From cd102e9da1a0e6159e5489f2cab23c207f4916a5 Mon Sep 17 00:00:00 2001
From: Andrei Betlen <abetlen@gmail.com>
Date: Sun, 21 May 2023 19:18:56 -0400
Subject: [PATCH] Cache shared library function calls for static tokens

---
 llama_cpp/llama.py | 8 +++++---
 1 file changed, 5 insertions(+), 3 deletions(-)

diff --git a/llama_cpp/llama.py b/llama_cpp/llama.py
index 2d405b7..7a152fd 100644
--- a/llama_cpp/llama.py
+++ b/llama_cpp/llama.py
@@ -198,6 +198,8 @@ class Llama:
             sorted=sorted,
         )
         self._candidates = candidates
+        self._token_nl = Llama.token_nl()

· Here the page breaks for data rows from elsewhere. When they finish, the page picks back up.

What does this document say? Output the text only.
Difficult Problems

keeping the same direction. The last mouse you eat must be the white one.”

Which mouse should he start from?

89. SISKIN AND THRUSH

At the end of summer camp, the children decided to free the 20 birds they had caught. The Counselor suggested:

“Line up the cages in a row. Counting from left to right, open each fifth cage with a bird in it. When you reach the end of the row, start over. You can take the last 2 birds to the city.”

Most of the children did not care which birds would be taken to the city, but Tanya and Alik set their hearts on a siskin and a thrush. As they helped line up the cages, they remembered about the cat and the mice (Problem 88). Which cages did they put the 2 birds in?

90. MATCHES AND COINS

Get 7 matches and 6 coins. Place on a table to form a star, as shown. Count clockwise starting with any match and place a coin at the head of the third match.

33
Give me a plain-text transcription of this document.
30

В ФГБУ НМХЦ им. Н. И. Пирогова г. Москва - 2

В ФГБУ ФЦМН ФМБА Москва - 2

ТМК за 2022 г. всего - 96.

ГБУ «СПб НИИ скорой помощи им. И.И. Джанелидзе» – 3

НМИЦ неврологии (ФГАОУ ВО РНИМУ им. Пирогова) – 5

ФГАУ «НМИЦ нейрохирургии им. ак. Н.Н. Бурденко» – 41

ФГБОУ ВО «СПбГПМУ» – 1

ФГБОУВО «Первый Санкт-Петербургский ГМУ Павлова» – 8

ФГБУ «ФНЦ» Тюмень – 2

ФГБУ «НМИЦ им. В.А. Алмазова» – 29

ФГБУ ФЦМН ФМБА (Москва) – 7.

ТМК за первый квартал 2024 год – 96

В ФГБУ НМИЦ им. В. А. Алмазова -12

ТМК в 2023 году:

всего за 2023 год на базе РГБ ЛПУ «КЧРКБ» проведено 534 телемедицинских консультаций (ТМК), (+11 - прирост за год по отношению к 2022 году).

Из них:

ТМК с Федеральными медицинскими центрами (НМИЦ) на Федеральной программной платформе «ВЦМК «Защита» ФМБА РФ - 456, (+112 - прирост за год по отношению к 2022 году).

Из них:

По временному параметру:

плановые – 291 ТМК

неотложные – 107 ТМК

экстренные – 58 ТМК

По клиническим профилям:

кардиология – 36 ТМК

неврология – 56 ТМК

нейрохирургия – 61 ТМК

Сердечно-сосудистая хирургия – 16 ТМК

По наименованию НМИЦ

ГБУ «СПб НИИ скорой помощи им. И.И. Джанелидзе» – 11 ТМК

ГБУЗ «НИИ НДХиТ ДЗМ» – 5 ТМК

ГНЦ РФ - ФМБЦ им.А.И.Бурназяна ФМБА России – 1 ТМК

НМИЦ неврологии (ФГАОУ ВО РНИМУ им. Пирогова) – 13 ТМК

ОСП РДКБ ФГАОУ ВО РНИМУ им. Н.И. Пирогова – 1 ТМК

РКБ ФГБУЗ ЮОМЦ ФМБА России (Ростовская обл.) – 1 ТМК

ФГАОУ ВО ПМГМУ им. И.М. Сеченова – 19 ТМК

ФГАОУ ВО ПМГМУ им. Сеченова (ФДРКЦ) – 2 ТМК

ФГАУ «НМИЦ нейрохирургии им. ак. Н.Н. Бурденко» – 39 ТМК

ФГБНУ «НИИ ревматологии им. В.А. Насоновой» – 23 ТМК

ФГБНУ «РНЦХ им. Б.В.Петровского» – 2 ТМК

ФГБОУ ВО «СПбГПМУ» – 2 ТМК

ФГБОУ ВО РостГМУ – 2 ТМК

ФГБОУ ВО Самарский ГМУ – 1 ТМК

+        self._token_eos = Llama.token_eos()
 
     def tokenize(self, text: bytes, add_bos: bool = True) -> List[int]:
         """Tokenize a string.
@@ -327,7 +329,7 @@ class Llama:
             else last_n_tokens_size
         )
         logits = self.eval_logits[-1]
-        nl_logit = logits[Llama.token_nl()]
+        nl_logit = logits[self._token_nl]
         candidates = self._candidates
         for i, logit in enumerate(logits):
             candidates.data[i].id = llama_cpp.llama_token(i)
@@ -351,7 +353,7 @@ class Llama:
             alpha_presence=presence_penalty,
         )
         if not penalize_nl:
-            candidates.data[Llama.token_nl()].logit = llama_cpp.c_float(nl_logit)
+            candidates.data[self._token_nl].logit = llama_cpp.c_float(nl_logit)
         if temp.value == 0.0:
             return llama_cpp.llama_sample_token_greedy(
                 ctx=self.ctx,
@@ -688,7 +690,7 @@ class Llama:
             presence_penalty=presence_penalty,
             repeat_penalty=repeat_penalty,
         ):
-            if token == Llama.token_eos():
+            if token == self._token_eos:
                 text = self.detokenize(completion_tokens)
                 finish_reason = "stop"
                 break